The leather of his jacket creaked when he shifted his weight, boots scuffing against the rusted fire escape railing. Red Hood by night, trouble by day, and now—this. A stupid dare that was supposed to be funny.
“She said you’d be a prude,” Jason muttered under his breath, watching {{user}} below through dark lashes. “Bet she thought I’d crack a joke, say something crass, get a laugh, maybe even get slapped.” His smirk twisted, humorless. “I didn’t think you’d actually talk to me.”
They had, though. The first time was awkward—{{user}} looked at him like he’d spoken another language, like he didn’t fit in their world, and maybe he didn’t. But he’d tried again. He ditched the cocky swagger for something quieter. Honest, even.
“Didn’t think I’d like you.” The admission tasted strange on his tongue, and his voice dipped low with it. “Didn’t think you’d like me.”

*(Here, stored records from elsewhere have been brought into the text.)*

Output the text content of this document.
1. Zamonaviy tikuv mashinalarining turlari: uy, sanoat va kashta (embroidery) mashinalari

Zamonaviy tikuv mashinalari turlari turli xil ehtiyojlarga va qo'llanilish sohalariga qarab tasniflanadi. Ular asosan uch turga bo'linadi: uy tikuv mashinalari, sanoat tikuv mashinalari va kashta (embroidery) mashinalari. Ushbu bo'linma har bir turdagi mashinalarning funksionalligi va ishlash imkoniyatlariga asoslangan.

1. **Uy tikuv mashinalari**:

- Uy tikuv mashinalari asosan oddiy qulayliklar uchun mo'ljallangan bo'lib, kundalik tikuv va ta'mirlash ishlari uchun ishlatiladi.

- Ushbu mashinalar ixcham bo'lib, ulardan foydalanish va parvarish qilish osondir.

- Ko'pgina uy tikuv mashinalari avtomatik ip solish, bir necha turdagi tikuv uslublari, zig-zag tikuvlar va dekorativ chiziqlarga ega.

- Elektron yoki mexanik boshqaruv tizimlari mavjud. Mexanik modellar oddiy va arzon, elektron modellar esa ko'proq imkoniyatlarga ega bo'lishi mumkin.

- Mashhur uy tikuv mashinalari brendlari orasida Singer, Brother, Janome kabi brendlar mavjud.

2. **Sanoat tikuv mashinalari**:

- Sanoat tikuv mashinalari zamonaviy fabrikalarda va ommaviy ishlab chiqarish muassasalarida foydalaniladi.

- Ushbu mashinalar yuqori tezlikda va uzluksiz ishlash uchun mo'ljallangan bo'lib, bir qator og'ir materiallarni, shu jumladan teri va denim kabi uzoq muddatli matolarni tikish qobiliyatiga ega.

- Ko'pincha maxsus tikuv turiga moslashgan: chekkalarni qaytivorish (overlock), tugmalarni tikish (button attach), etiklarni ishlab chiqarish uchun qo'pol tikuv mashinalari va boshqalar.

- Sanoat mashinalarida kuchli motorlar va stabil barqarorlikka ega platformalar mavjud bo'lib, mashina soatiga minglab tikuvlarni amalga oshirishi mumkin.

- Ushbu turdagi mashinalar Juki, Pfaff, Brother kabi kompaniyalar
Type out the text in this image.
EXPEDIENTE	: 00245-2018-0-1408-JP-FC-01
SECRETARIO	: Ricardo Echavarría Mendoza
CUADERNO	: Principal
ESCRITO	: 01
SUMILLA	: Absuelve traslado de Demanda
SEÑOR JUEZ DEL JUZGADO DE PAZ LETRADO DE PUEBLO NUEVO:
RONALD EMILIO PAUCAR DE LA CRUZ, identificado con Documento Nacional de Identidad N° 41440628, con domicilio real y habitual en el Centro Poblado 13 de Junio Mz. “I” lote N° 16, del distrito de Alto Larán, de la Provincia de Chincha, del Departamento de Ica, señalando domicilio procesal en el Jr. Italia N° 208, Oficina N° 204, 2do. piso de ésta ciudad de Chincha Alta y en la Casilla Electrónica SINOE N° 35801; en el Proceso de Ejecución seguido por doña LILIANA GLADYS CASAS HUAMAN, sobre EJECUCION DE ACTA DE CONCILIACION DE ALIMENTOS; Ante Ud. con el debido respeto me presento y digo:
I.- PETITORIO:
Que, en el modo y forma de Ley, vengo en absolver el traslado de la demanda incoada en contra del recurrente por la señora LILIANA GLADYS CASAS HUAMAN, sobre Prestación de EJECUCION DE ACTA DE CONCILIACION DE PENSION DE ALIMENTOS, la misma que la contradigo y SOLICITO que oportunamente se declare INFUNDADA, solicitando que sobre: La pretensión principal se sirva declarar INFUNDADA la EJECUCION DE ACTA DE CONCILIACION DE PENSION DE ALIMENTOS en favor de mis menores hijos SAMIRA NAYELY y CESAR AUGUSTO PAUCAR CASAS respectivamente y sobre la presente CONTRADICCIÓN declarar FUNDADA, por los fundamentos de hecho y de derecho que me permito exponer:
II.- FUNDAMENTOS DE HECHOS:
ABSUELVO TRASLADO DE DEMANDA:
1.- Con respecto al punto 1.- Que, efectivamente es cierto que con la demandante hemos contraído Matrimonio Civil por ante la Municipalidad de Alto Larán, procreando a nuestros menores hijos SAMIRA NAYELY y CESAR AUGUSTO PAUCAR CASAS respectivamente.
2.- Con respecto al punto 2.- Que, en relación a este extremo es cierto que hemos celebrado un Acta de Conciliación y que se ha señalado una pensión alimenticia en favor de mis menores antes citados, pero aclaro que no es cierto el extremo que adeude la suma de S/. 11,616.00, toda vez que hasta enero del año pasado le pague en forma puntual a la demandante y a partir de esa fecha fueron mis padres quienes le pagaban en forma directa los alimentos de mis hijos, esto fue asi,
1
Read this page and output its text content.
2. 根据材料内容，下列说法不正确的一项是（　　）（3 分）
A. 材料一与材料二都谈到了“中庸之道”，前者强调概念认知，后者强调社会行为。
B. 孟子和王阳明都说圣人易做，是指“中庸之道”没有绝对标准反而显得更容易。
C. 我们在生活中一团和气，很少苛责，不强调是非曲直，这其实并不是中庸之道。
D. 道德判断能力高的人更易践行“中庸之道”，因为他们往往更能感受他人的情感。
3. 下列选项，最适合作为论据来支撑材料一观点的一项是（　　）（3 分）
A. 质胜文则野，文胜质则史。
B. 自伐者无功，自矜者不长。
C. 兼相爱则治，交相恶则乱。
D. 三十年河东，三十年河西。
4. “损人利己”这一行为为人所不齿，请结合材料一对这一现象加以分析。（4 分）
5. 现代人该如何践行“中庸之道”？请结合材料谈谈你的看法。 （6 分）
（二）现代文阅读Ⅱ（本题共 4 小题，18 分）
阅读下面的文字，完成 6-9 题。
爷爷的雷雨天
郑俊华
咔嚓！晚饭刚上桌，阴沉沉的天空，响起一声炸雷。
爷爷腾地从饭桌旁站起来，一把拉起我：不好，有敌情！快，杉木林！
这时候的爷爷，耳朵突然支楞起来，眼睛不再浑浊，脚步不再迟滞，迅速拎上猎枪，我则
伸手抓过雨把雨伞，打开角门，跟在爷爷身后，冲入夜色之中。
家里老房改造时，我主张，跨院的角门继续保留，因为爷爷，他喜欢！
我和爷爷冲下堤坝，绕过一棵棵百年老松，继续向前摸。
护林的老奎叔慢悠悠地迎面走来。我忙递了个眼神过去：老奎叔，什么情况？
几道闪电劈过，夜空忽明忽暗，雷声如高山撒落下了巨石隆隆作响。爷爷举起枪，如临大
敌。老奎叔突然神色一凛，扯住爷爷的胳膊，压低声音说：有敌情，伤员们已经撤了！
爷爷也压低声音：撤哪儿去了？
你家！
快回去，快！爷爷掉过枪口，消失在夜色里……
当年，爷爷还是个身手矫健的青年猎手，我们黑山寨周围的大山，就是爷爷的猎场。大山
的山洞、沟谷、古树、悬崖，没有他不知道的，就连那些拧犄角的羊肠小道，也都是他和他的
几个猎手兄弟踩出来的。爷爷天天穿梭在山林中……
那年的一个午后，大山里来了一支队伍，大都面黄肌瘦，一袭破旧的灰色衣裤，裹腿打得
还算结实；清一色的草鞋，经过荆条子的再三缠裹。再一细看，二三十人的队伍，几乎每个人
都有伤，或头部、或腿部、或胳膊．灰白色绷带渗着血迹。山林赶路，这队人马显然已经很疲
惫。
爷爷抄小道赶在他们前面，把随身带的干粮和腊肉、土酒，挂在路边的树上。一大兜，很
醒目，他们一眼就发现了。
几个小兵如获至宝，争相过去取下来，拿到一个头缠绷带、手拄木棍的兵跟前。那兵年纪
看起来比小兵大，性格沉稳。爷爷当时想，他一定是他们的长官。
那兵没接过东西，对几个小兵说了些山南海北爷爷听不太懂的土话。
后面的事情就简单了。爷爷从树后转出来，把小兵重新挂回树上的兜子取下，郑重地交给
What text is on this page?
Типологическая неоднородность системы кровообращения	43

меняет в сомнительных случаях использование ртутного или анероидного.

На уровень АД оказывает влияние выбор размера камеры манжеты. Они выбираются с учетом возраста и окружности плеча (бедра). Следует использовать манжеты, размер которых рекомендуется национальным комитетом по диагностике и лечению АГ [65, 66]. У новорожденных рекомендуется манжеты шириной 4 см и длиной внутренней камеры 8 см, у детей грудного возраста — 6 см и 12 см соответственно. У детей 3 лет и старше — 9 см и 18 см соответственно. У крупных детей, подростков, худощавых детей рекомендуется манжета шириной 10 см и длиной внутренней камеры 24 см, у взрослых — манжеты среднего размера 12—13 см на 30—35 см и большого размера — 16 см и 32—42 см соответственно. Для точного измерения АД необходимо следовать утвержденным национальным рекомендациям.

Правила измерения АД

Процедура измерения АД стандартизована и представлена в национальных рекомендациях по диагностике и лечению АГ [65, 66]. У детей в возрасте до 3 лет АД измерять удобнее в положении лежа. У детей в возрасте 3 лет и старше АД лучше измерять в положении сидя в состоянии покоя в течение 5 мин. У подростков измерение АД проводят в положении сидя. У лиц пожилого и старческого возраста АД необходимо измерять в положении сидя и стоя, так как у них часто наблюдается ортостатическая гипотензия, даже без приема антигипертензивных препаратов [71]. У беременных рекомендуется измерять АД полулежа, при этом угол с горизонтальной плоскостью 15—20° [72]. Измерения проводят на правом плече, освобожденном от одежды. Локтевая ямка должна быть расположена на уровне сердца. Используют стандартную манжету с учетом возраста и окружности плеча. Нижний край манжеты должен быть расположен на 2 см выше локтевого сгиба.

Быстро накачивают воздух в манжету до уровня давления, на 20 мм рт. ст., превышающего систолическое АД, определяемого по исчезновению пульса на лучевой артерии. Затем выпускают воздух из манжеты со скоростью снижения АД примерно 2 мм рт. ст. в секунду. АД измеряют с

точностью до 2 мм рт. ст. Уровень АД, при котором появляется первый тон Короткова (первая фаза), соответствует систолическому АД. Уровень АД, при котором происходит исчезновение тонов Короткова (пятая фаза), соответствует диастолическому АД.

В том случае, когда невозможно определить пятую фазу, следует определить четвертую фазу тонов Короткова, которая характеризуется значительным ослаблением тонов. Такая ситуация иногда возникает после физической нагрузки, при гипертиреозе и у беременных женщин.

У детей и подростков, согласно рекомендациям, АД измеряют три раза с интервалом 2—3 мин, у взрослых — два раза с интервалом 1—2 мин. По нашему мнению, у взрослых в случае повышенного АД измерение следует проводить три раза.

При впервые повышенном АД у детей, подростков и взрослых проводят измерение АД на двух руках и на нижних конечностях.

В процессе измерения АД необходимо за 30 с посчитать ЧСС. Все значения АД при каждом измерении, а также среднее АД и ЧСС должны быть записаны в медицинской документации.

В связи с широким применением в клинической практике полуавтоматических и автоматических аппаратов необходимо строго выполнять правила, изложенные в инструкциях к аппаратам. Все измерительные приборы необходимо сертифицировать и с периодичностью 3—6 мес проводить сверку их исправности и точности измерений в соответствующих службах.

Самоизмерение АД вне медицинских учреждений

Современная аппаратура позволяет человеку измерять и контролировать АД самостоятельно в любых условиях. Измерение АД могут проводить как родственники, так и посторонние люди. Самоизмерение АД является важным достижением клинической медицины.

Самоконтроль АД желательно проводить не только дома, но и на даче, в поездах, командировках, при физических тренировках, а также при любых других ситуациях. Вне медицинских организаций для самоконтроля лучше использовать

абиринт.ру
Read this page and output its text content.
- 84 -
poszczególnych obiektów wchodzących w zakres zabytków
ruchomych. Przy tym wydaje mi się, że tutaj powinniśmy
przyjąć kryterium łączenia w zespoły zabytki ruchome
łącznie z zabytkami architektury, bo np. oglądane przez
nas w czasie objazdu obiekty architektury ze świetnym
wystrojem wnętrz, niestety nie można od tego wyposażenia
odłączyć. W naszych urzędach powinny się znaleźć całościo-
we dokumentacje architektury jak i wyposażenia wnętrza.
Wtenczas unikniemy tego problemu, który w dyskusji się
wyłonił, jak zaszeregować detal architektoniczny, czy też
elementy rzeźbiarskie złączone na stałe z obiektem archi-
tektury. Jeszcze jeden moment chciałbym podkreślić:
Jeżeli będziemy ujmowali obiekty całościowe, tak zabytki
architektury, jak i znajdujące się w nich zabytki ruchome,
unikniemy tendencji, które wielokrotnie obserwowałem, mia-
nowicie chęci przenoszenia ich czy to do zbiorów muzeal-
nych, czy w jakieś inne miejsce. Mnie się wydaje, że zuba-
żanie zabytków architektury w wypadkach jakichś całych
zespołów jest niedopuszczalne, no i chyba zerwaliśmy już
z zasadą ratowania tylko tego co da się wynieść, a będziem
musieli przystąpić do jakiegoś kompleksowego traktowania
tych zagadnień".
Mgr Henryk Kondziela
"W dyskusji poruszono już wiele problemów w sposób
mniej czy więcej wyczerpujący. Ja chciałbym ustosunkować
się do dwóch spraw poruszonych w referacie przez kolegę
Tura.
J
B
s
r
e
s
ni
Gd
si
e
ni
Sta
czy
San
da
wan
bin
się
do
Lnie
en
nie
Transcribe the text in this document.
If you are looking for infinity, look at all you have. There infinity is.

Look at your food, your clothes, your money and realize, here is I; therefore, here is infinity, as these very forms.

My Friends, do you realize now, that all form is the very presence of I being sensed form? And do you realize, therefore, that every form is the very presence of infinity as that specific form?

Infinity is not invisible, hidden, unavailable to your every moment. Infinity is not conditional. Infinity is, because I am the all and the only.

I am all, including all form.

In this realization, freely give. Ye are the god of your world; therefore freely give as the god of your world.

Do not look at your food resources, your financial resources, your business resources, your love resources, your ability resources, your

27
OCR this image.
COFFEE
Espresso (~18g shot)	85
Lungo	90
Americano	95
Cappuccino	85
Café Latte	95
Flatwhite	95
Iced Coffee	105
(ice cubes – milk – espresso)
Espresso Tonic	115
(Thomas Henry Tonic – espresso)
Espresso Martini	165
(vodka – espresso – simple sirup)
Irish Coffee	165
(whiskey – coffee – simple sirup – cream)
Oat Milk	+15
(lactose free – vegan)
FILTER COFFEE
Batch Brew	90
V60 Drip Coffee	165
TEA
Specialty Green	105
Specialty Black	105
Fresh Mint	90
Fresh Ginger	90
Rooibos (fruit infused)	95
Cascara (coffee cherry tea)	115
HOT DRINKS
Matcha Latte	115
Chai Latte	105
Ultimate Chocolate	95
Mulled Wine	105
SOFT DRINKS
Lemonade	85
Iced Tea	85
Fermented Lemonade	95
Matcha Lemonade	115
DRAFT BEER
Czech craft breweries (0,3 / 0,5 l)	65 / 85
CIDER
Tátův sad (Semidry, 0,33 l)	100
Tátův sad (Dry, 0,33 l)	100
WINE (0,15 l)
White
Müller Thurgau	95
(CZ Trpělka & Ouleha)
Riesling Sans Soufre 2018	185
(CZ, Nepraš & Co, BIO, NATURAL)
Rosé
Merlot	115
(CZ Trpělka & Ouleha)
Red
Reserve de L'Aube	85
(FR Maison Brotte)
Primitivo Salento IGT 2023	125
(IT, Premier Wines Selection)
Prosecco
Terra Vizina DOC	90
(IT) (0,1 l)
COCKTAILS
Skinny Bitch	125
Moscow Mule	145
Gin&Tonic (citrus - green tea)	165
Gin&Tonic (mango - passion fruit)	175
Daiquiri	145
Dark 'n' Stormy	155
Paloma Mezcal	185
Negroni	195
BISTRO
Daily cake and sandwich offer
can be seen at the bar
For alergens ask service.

He remembered the first time {{user}} smiled at him like they meant it. It had sucker-punched him worse than a crowbar. Wasn’t supposed to feel like that. Wasn’t supposed to feel anything.
But now? The weight in his chest when he thought about them wasn’t guilt—it was want. Not for the dare. Not for the game. For them. Their dumb little laugh. The way they talked about books like they were holy. The way they’d started to open up, like they thought he was safe.
Safe.
He closed his eyes for a second, breathed in city smoke and rust, and exhaled through his nose.
“Could’ve told her to back off. Should’ve known better.” His knuckles rapped lightly on the metal frame beside him. “Should’ve known she’d pull something.”
He hadn’t known she’d recorded the damn thing. Him, grinning like a jackass. Her, mocking {{user}}. The whole thing—his silence, his smirk, his complicity—caught on a stupid little phone screen. A joke at {{user}}’s expense.
And now? Now, they wouldn’t even look at him.
“I didn’t laugh,” he said like maybe the wind could carry it to them. “I didn’t say anything. Thought that was enough.”
But it wasn’t.
He dropped down from the fire escape, landing light on his feet. The streetlight overhead buzzed and flickered like it might blow out. Figures. He shoved his hands deep into his jacket pockets.
“You didn’t deserve that,” he said aloud, softly now. “You never did.”
He found them outside the library steps—of course. That damn place always smelled like paper and dust and safety, like them. Jason hesitated.
He should’ve walked away. Let it die. Let them hate him for it. Safer that way.
But he couldn’t. Not this time.
“Hey.” His voice wasn’t cocky, not tonight. No grin. No game. Just Jason. “I didn’t know she’d show you that. Didn’t even know she recorded it. I didn’t say anything ‘cause I didn’t wanna play along. That’s not who I am. Not with you.”
He watched the way {{user}} didn’t answer, and yeah—that hurt.
“She said you were a joke. That I couldn’t make you come outta your shell or whatever the hell. And maybe I started talking to you because of that, but… I stayed because of you. I didn’t expect to like the way your brain works, or the way you look at the world like it’s worth saving.”
A hollow laugh slipped out. “Didn’t expect you to make me feel like a person, either.”
His throat tightened. He swallowed it down.
“You can hate me. Hell, you probably should. But that thing with her? That was fake. This—what I had with you—wasn’t.”
He waited. Not for forgiveness. Just for them to hear him. Just once.
Because maybe the joke was on him all along.